Justin do późna rozmyślał na polu golfowym. Najwyraźniej jego pozycja w szkole osłabła i to znacznie. A on był tak głupi, że nazwał jedyną osobę, która się z niego nie naśmiewała, dziwolągiem. Uderzył się otwartą dłonią w czoło. Musiał przeprosić Denise, bo inaczej przerwy będzie musiał spędzać samotnie. Zresztą, jeśli nadal chciał denerwować Cohena, musiał kontynuować swój plan.
Nie mógł tak po prostu zniknąć ze szkoły. Bardzo chciał, ale wiedział, że nie może. Czuł, że drwiny skierowane pod jego adresem dopiero się zaczną, kiedy wszyscy uczniowie South Great Falls zajrzą na stronę internetową. Kto mógł być jej autorem? Kto mógł go tak nienawidzić i wreszcie, kto znał się na obróbce zdjęć? Było sporo podejrzanych osób, ale sensowna wydawała się tylko jedna…

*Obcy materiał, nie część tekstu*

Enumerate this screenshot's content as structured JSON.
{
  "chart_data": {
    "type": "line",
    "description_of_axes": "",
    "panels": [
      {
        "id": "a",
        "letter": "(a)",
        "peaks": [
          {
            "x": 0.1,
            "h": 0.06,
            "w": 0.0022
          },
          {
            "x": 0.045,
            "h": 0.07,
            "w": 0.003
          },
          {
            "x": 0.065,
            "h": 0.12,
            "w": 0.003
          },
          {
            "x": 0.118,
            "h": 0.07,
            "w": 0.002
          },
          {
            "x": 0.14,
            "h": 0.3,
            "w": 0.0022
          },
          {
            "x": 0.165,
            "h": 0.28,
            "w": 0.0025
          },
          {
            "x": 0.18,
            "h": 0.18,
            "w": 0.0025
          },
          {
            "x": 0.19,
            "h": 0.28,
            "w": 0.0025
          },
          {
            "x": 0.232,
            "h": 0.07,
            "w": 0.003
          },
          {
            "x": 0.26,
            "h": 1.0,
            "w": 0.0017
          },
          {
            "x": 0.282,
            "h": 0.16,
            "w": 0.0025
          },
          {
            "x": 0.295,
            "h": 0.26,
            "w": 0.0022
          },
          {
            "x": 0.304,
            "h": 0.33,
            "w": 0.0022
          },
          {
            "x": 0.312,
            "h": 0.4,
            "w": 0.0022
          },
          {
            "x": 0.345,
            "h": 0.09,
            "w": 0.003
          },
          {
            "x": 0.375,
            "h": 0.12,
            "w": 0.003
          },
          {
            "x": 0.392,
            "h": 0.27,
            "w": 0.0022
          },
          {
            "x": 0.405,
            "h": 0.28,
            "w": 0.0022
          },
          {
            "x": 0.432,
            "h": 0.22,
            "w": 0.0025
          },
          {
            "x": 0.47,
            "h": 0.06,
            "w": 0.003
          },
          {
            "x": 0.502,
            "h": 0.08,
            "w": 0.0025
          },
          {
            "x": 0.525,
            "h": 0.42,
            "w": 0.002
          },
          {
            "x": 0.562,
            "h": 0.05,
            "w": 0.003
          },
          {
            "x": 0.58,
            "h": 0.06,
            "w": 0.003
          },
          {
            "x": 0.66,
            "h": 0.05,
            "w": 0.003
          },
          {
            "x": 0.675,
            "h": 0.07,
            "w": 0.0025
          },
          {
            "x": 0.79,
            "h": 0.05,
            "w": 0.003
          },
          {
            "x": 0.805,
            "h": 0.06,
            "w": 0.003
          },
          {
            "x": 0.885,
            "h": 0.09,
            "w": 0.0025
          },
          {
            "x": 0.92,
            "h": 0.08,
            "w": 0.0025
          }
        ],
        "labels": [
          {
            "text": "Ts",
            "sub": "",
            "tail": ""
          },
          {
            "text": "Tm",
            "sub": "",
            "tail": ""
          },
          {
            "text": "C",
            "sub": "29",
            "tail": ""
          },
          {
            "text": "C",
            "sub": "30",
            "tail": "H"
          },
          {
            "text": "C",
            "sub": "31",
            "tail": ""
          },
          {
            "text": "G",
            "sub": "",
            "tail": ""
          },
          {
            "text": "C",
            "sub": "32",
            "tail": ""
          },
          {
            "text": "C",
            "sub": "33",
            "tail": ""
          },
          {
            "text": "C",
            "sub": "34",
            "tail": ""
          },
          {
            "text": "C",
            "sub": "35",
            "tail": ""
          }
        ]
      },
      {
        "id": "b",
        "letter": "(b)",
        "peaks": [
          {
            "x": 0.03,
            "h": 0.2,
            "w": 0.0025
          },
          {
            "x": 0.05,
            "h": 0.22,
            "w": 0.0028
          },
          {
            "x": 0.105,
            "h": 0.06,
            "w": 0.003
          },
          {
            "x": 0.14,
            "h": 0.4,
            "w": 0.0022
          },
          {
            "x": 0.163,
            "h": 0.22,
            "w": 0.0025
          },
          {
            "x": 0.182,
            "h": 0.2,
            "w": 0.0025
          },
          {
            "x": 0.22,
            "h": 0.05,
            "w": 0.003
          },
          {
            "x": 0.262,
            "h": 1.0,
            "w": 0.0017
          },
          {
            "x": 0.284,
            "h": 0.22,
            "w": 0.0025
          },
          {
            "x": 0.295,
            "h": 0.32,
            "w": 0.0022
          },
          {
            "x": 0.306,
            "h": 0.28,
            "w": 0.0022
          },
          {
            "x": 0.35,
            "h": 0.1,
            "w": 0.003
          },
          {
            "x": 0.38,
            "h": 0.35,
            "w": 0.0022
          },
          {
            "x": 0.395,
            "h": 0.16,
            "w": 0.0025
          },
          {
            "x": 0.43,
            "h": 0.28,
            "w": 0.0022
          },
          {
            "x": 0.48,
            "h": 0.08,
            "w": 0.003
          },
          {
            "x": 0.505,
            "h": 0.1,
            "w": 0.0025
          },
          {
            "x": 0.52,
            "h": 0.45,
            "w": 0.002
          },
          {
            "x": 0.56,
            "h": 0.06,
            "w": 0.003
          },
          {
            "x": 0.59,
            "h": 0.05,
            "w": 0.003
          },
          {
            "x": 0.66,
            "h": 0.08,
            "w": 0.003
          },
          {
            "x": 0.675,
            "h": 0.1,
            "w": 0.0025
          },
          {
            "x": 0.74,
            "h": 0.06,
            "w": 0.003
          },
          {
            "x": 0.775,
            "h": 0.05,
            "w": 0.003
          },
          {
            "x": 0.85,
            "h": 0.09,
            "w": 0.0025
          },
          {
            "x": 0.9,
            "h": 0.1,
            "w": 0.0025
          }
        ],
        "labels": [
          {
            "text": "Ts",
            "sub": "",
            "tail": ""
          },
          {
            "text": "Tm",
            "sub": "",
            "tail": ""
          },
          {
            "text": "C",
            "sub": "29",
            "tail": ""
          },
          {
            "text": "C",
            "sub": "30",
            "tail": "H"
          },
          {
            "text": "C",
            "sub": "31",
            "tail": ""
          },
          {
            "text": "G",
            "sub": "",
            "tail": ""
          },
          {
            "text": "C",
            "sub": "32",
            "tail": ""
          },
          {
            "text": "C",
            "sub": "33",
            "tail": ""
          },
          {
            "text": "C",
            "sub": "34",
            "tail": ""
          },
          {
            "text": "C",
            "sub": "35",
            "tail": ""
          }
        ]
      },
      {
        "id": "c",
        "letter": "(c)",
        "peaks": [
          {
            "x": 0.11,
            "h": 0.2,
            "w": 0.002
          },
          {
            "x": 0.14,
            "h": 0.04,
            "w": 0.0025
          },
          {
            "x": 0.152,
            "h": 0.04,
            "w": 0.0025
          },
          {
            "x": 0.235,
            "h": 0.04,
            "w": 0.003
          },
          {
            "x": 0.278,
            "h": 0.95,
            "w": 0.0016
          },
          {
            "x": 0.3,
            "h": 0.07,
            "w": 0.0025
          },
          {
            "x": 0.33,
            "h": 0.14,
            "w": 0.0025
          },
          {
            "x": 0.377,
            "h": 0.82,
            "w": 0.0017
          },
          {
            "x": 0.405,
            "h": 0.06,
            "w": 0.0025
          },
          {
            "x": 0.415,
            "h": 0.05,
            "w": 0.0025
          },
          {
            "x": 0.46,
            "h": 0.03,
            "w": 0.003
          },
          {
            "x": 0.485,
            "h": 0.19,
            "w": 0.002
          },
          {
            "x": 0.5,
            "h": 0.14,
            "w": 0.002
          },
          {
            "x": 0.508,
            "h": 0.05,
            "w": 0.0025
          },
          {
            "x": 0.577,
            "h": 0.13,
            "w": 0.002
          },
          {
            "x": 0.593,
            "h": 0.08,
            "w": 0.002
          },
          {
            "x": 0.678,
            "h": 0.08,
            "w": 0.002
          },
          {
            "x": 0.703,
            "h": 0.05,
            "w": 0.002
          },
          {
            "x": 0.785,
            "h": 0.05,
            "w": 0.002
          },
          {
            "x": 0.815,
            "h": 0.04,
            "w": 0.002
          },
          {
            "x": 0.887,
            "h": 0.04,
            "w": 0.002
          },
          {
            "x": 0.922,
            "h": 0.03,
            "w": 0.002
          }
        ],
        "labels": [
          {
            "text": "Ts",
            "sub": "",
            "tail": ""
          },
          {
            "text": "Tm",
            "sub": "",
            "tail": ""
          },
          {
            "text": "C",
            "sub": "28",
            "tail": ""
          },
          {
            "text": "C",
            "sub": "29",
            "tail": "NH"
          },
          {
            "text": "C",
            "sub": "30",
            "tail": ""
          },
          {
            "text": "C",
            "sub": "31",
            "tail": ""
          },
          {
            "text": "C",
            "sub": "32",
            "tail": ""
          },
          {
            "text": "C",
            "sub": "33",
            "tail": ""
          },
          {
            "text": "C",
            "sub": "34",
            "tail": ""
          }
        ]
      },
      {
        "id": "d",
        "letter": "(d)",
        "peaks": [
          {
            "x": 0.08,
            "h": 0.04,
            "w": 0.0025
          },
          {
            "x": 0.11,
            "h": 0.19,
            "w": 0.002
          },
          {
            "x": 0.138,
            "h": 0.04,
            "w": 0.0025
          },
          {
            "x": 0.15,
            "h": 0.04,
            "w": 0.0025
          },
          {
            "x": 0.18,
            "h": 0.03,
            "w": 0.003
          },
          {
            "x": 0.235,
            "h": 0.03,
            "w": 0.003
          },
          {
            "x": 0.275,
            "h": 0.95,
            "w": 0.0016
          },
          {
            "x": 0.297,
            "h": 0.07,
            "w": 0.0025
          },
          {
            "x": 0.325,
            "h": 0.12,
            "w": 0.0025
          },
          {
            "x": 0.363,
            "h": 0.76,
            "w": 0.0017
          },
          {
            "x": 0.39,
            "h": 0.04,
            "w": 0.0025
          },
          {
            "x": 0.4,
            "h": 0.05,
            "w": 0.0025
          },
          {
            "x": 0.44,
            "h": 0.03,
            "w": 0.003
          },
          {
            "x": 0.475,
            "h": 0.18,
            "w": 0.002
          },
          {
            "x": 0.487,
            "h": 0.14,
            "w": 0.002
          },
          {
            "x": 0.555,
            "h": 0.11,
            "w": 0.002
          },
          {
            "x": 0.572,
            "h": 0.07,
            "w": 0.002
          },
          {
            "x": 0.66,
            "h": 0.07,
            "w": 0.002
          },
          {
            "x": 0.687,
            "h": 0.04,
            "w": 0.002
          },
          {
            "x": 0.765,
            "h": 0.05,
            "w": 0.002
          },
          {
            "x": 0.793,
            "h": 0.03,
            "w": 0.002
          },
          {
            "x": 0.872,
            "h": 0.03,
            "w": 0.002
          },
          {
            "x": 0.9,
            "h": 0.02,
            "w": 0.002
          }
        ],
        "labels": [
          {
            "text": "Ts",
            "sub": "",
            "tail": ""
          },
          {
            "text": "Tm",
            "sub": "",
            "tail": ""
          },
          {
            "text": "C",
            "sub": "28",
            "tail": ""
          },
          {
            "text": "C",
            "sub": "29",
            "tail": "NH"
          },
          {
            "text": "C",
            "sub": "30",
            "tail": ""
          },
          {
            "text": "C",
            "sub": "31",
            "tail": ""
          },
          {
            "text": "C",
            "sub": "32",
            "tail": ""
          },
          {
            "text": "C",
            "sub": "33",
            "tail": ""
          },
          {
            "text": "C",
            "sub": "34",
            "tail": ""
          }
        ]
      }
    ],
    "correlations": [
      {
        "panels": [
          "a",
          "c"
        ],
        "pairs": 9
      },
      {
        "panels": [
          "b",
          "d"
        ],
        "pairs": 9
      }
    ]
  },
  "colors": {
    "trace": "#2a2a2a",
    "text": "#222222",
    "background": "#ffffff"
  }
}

Chłopak nie spał całą noc, kiedy wrócił do domu z pola golfowego, Amber już spała i uniknął niewygodnej rozmowy. Rano wyszedł szybko i szwendał się po miasteczku, by w końcu punktualnie przybyć na lekcje. Wszedł do szkoły z podniesionym czołem, starając się nie zwracać uwagi na szepty. Doszedł do swojej szafki, zabrał rzeczy i ignorując wszystkich, przywitał się z Denise, która właśnie rozmawiała z Samanthą.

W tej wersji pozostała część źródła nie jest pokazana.